Supporters of the Union are suddenly looking a lot more relaxed this weekend
Above all they blame the Greens for the deeply unpopular gender legislation, the SNP’s support for which they made a pre-condition of joining the coalition in 2021. It was their ‘red line’.
Yet the gender Bill has brought down the most successful SNP leader, divided the party, alienated women and perhaps worst of all, from a nationalist point of view, vindicated the UK government. Rishi Sunak blocked the Bill on the grounds that it would damage women’s protections under the UK Equality Act. This it manifestly does.
Just ask the women in Cornton Vale prison who have had to contend with male sex offenders like the 6’ 5” paedophile Katie Dolatowski, who was placed in the female estate. Half of trans prisoners in Scottish jails transitioned by self-ID after they were charged – many for violent sex offences.

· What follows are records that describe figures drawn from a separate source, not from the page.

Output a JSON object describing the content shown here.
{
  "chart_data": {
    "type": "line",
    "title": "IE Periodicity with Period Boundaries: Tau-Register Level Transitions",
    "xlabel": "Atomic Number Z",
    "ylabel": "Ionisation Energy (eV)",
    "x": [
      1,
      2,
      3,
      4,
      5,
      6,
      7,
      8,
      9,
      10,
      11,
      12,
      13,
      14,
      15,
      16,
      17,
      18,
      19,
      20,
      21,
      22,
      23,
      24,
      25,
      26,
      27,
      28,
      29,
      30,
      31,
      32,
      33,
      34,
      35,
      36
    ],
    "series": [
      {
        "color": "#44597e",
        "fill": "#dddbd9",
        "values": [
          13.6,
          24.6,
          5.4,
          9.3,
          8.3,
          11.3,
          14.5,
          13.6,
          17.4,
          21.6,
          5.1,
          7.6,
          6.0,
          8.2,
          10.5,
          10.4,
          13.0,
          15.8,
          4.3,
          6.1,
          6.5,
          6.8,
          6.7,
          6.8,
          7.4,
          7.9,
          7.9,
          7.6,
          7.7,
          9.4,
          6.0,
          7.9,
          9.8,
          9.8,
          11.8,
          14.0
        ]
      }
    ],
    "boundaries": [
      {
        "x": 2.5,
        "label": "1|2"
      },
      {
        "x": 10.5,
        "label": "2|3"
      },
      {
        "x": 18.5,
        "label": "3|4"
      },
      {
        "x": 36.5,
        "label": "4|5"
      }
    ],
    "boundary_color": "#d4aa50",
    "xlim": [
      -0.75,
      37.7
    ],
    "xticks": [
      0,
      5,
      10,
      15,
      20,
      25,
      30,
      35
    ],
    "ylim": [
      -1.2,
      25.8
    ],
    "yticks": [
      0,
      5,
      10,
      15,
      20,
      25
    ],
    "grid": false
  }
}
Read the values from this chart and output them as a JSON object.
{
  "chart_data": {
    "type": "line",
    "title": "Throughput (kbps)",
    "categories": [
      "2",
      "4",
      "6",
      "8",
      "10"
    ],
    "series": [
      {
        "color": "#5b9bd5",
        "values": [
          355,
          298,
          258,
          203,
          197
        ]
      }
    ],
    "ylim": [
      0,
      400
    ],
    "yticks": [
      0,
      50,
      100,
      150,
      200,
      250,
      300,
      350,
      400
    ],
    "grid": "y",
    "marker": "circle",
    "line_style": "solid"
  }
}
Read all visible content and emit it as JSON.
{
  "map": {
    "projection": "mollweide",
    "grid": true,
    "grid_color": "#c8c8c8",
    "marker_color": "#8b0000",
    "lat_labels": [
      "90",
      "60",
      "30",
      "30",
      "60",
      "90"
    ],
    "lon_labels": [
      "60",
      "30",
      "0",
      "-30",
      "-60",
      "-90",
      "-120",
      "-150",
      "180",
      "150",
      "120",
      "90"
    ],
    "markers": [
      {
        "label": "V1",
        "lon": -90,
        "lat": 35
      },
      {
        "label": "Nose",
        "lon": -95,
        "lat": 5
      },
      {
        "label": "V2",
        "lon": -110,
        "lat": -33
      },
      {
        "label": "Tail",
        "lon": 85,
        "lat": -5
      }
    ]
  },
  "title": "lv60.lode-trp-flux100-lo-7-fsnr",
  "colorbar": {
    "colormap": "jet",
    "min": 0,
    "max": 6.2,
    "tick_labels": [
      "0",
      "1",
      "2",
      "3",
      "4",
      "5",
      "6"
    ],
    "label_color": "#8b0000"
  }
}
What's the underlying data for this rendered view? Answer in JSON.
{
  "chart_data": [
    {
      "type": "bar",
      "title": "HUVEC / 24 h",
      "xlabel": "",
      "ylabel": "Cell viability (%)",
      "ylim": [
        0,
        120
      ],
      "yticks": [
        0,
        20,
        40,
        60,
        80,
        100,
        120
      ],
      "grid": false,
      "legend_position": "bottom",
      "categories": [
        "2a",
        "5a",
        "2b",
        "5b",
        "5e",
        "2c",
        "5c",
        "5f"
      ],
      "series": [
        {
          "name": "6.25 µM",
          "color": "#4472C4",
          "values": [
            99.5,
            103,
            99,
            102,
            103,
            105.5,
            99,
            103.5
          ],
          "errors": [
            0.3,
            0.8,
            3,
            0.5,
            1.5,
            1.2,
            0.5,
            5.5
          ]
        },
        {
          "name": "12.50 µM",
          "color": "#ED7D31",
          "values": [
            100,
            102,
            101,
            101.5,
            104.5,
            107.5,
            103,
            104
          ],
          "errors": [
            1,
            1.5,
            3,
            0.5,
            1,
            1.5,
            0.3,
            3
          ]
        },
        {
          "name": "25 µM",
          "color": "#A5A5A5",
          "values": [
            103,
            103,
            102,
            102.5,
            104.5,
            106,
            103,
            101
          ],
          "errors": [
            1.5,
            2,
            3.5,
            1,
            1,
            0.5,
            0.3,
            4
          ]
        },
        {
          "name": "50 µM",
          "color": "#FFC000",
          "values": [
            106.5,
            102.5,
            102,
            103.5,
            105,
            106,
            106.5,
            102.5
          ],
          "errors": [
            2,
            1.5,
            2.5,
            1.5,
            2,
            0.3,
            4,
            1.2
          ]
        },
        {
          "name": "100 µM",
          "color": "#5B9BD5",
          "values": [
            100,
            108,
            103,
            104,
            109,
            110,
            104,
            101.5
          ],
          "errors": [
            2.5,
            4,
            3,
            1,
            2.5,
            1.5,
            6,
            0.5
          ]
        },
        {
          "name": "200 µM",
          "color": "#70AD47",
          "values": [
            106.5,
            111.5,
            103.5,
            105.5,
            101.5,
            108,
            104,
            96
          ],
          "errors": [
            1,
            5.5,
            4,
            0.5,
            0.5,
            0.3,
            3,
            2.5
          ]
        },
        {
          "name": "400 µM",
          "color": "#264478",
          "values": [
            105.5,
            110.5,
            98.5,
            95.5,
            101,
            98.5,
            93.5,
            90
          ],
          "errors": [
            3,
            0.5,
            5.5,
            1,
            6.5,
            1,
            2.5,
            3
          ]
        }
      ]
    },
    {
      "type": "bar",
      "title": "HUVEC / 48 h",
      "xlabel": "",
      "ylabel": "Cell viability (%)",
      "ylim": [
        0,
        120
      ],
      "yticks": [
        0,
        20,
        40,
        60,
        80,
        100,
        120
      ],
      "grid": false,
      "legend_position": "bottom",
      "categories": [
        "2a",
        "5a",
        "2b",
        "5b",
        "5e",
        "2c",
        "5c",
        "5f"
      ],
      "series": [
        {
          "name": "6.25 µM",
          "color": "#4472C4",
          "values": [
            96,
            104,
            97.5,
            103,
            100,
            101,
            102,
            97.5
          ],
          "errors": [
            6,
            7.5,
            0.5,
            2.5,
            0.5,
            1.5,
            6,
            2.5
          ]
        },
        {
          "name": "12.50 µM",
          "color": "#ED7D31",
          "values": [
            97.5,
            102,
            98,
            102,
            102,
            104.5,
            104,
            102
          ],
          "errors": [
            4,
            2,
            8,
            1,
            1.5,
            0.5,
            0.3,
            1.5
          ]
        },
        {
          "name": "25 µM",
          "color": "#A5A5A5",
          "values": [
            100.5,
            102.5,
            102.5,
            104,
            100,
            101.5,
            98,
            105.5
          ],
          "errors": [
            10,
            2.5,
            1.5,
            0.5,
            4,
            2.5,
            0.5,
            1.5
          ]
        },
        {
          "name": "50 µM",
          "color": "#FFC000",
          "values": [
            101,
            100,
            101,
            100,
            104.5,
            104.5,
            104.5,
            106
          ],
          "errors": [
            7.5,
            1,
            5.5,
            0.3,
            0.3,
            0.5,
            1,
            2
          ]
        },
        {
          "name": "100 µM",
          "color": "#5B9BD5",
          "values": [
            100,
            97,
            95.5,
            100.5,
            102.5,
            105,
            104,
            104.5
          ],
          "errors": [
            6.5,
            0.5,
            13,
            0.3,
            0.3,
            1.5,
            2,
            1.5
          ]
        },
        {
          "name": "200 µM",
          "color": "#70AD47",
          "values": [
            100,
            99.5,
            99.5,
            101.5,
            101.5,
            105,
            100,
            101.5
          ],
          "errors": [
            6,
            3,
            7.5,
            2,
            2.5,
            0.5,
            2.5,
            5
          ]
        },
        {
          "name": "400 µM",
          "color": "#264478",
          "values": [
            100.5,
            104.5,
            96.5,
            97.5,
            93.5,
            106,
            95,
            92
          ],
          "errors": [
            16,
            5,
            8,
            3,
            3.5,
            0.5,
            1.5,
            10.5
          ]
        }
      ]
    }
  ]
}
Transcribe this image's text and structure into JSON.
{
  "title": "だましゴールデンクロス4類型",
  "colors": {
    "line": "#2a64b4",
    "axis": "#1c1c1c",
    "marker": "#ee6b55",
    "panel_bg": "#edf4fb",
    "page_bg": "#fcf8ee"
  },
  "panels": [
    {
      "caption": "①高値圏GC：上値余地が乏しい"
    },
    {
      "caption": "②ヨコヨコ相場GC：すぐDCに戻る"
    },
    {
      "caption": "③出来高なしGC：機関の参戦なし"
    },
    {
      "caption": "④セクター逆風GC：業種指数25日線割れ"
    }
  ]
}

There isn’t a snowball’s chance in hell that the UK Supreme Court would side with the Scottish government if it tries to contest S35 by the deadline in mid-April. The GRR Bill is dead. And so, therefore, is the SNP-Green coalition.
The Greens loathe Forbes because she is a practising Christian and therefore, by their standards, ‘a transphobe, homophobe and probably a racist’ – to paraphrase Sturgeon’s infamous remark about people who oppose Self-ID. Yet Cambridge-educated Forbes is the most talented of the leadership hopefuls. A fluent Gaelic speaker and chartered accountant, she has promised to make economic growth the top priority of the Scottish government.
Forbes’s main rival, the former SNP Westminster leader, Angus Robertson, has not set the heather on fire. One of the other known contenders, health secretary Humza Yousaf, has had the misfortune of presiding over the near collapse of the NHS in Scotland. So, assuming Forbes stands, she is very likely to win.
This will have profound consequences for the SNP and for the Union. The Green ministers will return to the back benches and the SNP will lose its claim that is has a ‘cast iron mandate for an independence referendum’. This was the reason Sturgeon gave for inviting the Greens into her government in the first place. She said that she could then claim an outright majority in favour of independence. The UK government will in future quote Sturgeon’s words back at her and say that independence no longer has a ‘cast iron mandate’ – even if a majority of Holyrood MSPs vote for it.
But the chances of this happening now are remote. Both the SNP and the Greens have been damaged by the chaotic collapse of Sturgeon’s administration. Scottish Labour is making progress in the polls. Many Scottish voters are saying that if the SNP can’t be trusted to tell the difference between a woman and a male rapist, what can they be trusted on? Supporters of the Union are suddenly looking a lot more relaxed this weekend.